The $2.2 million grant, has provided faculty and staff with resources to affect positive, long-term changes aimed at keeping freshman on track to graduate, said Joel Swalwell, director of Grants and Projects at OCCC and project director for Title III.
Swalwell has been directly involved with several other large grants awarded to the college.
The project’s primary goals, listed on the college website’s Title III page, are to redesign the first-year curriculum for incoming freshmen and to enhance academic advising services to optimize success.
The grant has created five new positions on campus, including Swalwell’s position as Project Manager. OCCC’s endowment is also set to benefit from an additional $166,000 from the grant.
The grant is titled “A Model for Improved Student Experiences: Strengthening Academic Programs and Student Services.”
In the first year of the grant, English Composition I and Success in College and Life, were redesigned and implemented by program faculty at OCCC, Swalwell said.
Demonstrating that at-risk students continue in college will be the key to seeing whether the grant has had the impact its designers are hoping for. Swalwell said this coming fall might provide the first set of results for retention changes.
Greg Gardner, associate vice president for Academic Affairs, coordinated the grant.
This year four more courses are to be redesigned, Gardner said.
The redesigned versions of General Biology, Microeconomics, Introduction to Psychology, and English Composition II will be piloted this summer, adjusted if necessary, and in the fall will be fully integrated, Gardner said.
Over the next three years, nine more courses are expected to undergo similar revisions, Gardner said.
He said the classes have to be reverse-engineered. Determining what the course will look like at the end comes first. From there, goals are set to ensure that outcome.
“The first thing you do is ask yourself what do you want students walking out of this class to take with them?” he said.
Gardner said each of the redesigned courses will still allow teachers the freedom to bring their own personalities and styles to the classroom.
“Most teachers here are in it for the love of it,” he said.

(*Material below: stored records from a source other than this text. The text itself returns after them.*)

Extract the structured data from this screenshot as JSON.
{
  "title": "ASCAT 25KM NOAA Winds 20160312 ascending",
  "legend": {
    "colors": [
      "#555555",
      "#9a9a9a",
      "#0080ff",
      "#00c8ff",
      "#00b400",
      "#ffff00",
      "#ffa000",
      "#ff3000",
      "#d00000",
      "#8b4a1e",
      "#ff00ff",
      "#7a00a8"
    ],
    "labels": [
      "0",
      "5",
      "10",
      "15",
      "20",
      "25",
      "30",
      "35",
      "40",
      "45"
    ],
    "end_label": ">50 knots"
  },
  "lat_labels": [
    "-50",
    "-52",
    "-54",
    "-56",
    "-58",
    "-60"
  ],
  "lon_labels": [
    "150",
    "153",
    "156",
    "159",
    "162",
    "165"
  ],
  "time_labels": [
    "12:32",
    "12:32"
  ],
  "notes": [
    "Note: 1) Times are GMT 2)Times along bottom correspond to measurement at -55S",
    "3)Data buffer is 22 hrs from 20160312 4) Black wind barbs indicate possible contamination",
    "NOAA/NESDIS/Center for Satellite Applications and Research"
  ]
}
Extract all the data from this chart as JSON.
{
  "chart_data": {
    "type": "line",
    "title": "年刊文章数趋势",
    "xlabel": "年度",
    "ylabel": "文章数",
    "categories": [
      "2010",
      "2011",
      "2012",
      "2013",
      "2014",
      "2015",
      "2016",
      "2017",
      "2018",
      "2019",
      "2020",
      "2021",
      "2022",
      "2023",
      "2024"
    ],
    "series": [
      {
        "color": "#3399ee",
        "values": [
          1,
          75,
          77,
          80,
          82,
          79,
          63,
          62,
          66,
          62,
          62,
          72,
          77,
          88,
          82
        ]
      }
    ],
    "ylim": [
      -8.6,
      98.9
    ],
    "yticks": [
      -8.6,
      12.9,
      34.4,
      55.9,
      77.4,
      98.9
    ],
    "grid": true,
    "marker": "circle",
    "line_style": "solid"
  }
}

Preparation for Title III began in late 2012. The bulk of the work, Swalwell said, took place during the spring of 2013 in order to meet the grant submission deadline in May.
Swalwell said changes brought about by the grant will be sustained by the college once the grant is complete. He said “You can think of it as a capacity-building grant.”
In addition to course redesign, there will be at least nine classrooms refined.
The physical renovation of the advising and registration area is still to come, Swalwell said.
Three classrooms, 2E3, 2E5 and 2F2 have already undergone their makeover and can be found on the second floor in the Arts and Humanities building.
The “ultimate classroom” is how Gardner described them.
Gardner said the classroom redesigns center around collaborative learning, flexibility, and technology.
All of the new classrooms feature modular furniture and computers arranged around the exterior of the rooms, leaving the center open. This provides space and an ideal setting for the group work essential to collaborative learning, said Gardner.